In her first interview since her marriage 11 days ago, the Franco-Italian pop singer stumbled unnecessarily into one of the most sensitive issues in recent French history. However, she recovered, and gained considerable credit, by making an almost instant apology.
In an interview with the magazine L'Express, Mme Bruni-Sarkozy, 40, complained about the behaviour of a rival news magazine, Le Nouvel Observateur. Last week, the magazine's website published a copy of what it claimed was a text message from M. Sarkozy to his divorced wife, Cécilia, eight days M.Sarkozy was to marry Mme Bruni.
Le Nouvel Observateur said M. Sarkozy had offered to "drop everything" if his former wife returned to him. M. Sarkozy has since denounced the story as false and started a legal action against the magazine for "forgery" and, puzzlingly, "receiving stolen goods".
In her interview with L'Express, Mme Bruni-Sarkozy accused Le Nouvel Observateur – an intelligent centre-left magazine – of stooping to the level of the "Presse people" or celebrity press. Then she went on: "If these types of website had existed during the war, how many denunciations of Jews would there have been?"
The editor of Nouvel Observateur, Michel Labro, protested that no one should "play with" accusations based on such a dark period in history. He accused Mme Bruni-Sarkozy of being "perfectly stupid".

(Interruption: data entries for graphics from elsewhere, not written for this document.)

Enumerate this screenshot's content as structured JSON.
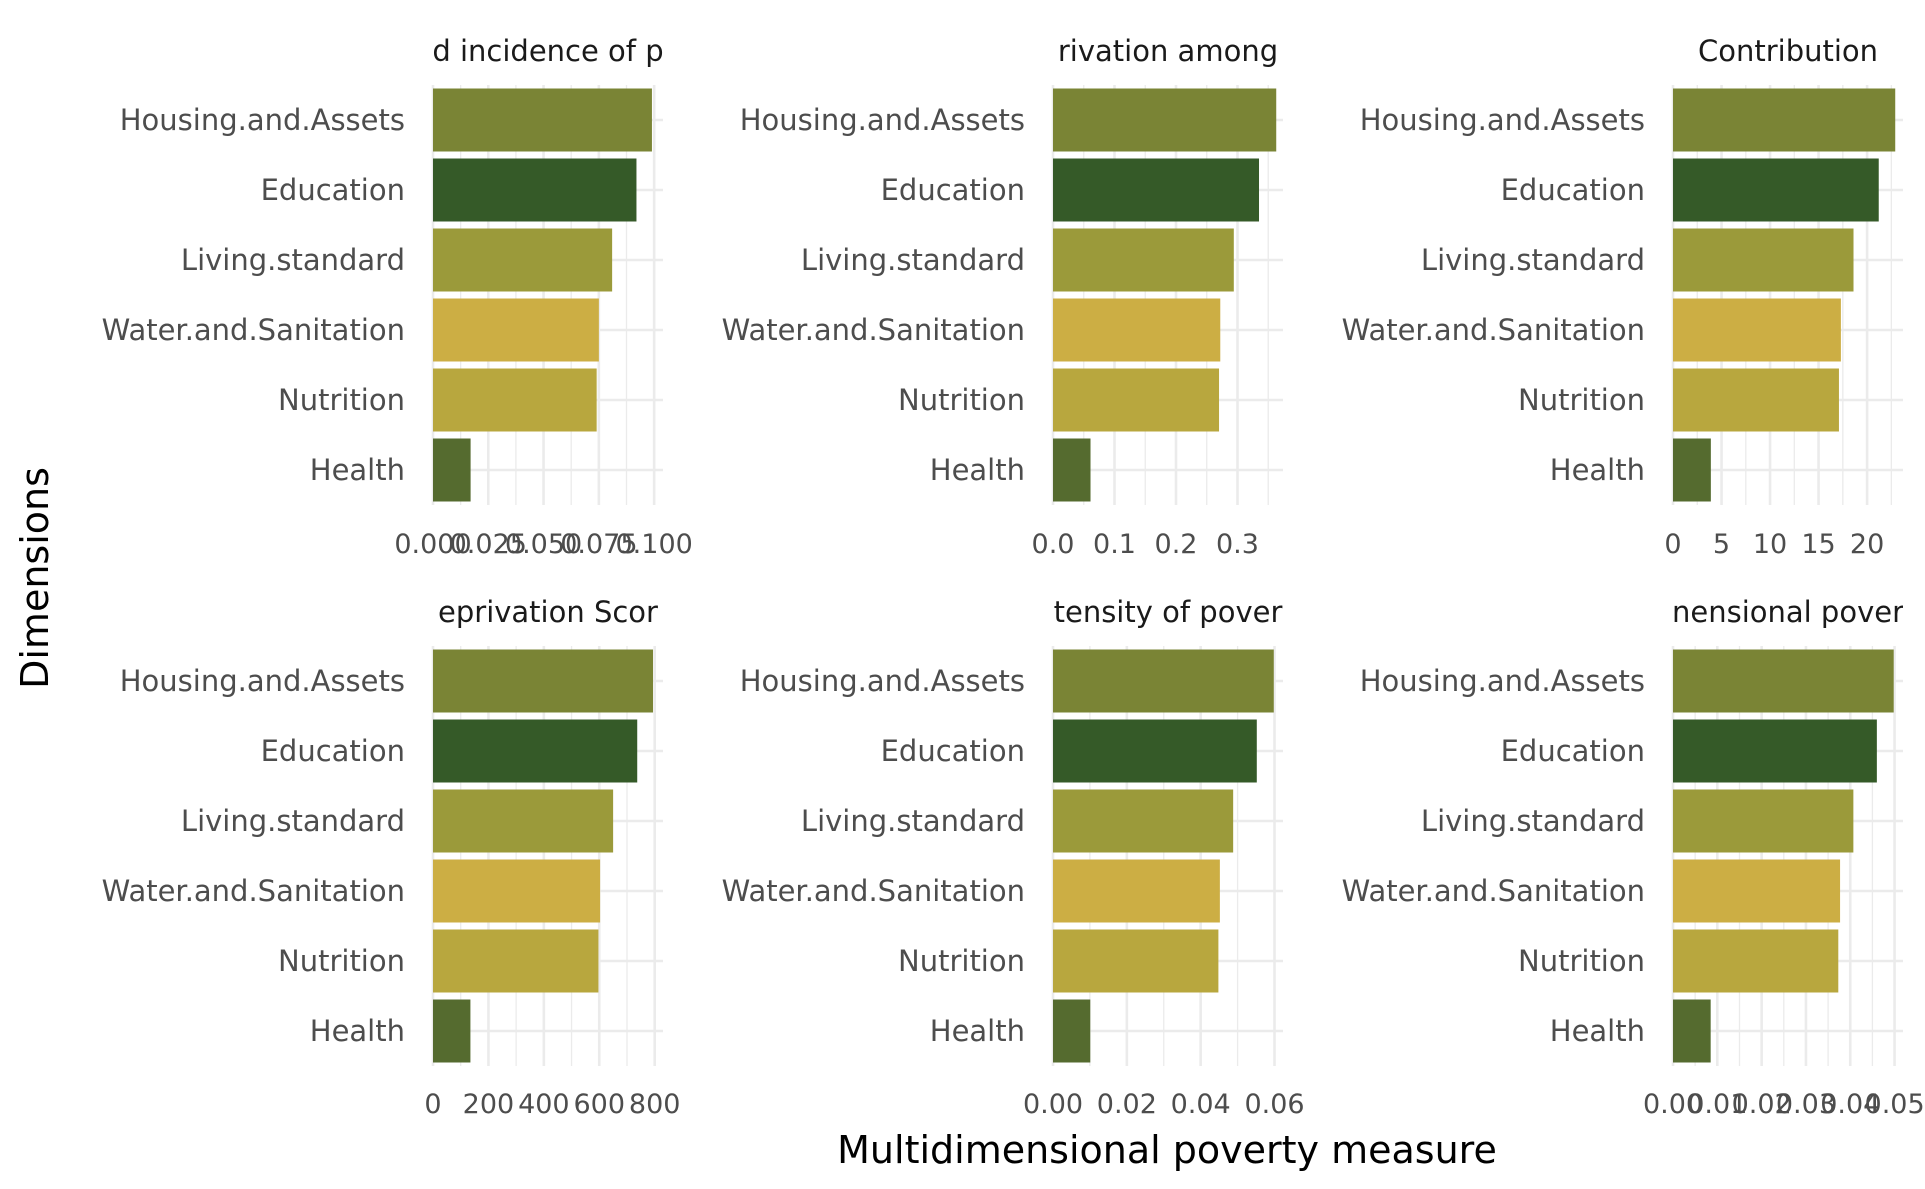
{
  "chart_data": {
    "type": "bar",
    "orientation": "horizontal",
    "xlabel": "Multidimensional poverty measure",
    "ylabel": "Dimensions",
    "grid": true,
    "legend": "none",
    "categories": [
      "Health",
      "Nutrition",
      "Water.and.Sanitation",
      "Living.standard",
      "Education",
      "Housing.and.Assets"
    ],
    "colors": {
      "Health": "#556b2f",
      "Nutrition": "#b8a73e",
      "Water.and.Sanitation": "#ccae44",
      "Living.standard": "#9b9a3a",
      "Education": "#355a28",
      "Housing.and.Assets": "#7a8435"
    },
    "panels": [
      {
        "title": "d incidence of p",
        "xlim": [
          0,
          0.104
        ],
        "ticks": [
          0,
          0.025,
          0.05,
          0.075,
          0.1
        ],
        "tick_labels": [
          "0.000",
          "0.025",
          "0.050",
          "0.075",
          "0.100"
        ],
        "values": [
          0.017,
          0.074,
          0.075,
          0.081,
          0.092,
          0.099
        ]
      },
      {
        "title": "rivation among",
        "xlim": [
          0,
          0.374
        ],
        "ticks": [
          0,
          0.1,
          0.2,
          0.3
        ],
        "tick_labels": [
          "0.0",
          "0.1",
          "0.2",
          "0.3"
        ],
        "values": [
          0.061,
          0.27,
          0.272,
          0.294,
          0.335,
          0.363
        ]
      },
      {
        "title": "Contribution",
        "xlim": [
          0,
          23.7
        ],
        "ticks": [
          0,
          5,
          10,
          15,
          20
        ],
        "tick_labels": [
          "0",
          "5",
          "10",
          "15",
          "20"
        ],
        "values": [
          3.9,
          17.1,
          17.3,
          18.6,
          21.2,
          22.9
        ]
      },
      {
        "title": "eprivation Scor",
        "xlim": [
          0,
          830
        ],
        "ticks": [
          0,
          200,
          400,
          600,
          800
        ],
        "tick_labels": [
          "0",
          "200",
          "400",
          "600",
          "800"
        ],
        "values": [
          135,
          597,
          603,
          650,
          737,
          794
        ]
      },
      {
        "title": "tensity of pover",
        "xlim": [
          0,
          0.0623
        ],
        "ticks": [
          0,
          0.02,
          0.04,
          0.06
        ],
        "tick_labels": [
          "0.00",
          "0.02",
          "0.04",
          "0.06"
        ],
        "values": [
          0.0101,
          0.0448,
          0.0452,
          0.0488,
          0.0552,
          0.0598
        ]
      },
      {
        "title": "nensional pover",
        "xlim": [
          0,
          0.0519
        ],
        "ticks": [
          0,
          0.01,
          0.02,
          0.03,
          0.04,
          0.05
        ],
        "tick_labels": [
          "0.00",
          "0.01",
          "0.02",
          "0.03",
          "0.04",
          "0.05"
        ],
        "values": [
          0.0085,
          0.0373,
          0.0377,
          0.0407,
          0.046,
          0.0498
        ]
      }
    ]
  }
}
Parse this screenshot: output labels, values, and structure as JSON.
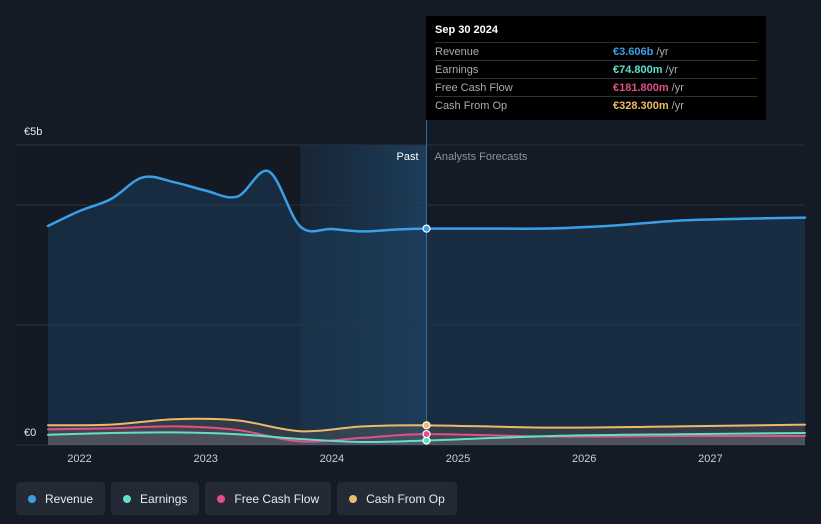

The first lady immediately placed a statement on the L'Express website admitting that the comment was a "mistake". "If I upset anyone, I am extremely sorry," she said. "I just wanted to say how badly I view these personal attacks, which degrade reporting."
In the remainder of her interview with L'Express, Mme Bruni-Sarkozy addressed the anxiety of many older, conservative voters about her marriage to the President. She rejected the suggestion that the wedding – three months after they met and four months after the President's divorce – was hasty. "What happened between Nicolas and me was not quick, it was immediate. So for us, [getting married after three months] seemed rather slow."
The new first lady also returned to her comment – made a year ago before she met M. Sarkozy – that she found "monogamy deadly boring". That was when she was single, she implied. Marriage was different. "I am Italian in spirit and I don't like divorce. I will therefore be the first lady until my husband leaves office and his wife until death... That is my wish."
The Sarkozy-Bruni love affair and marriage has coincided with – and, pollsters say, helped to cause – a decline in the President's popularity. Mme Bruni-Sarkozy attempted in her interview to explain one of the incidents in the French press.
When the couple went on holiday to Egypt and Jordan in December, M. Sarkozy was pictured with her six-year-old son, Aurélien, on his shoulders. The boy was hiding his face in apparent embarrassment. Mme Bruni-Sarkozy said that it had been a "big error" to bring her son and a "mistake" to ask him to hide his face so he would not be recognised in the photographs.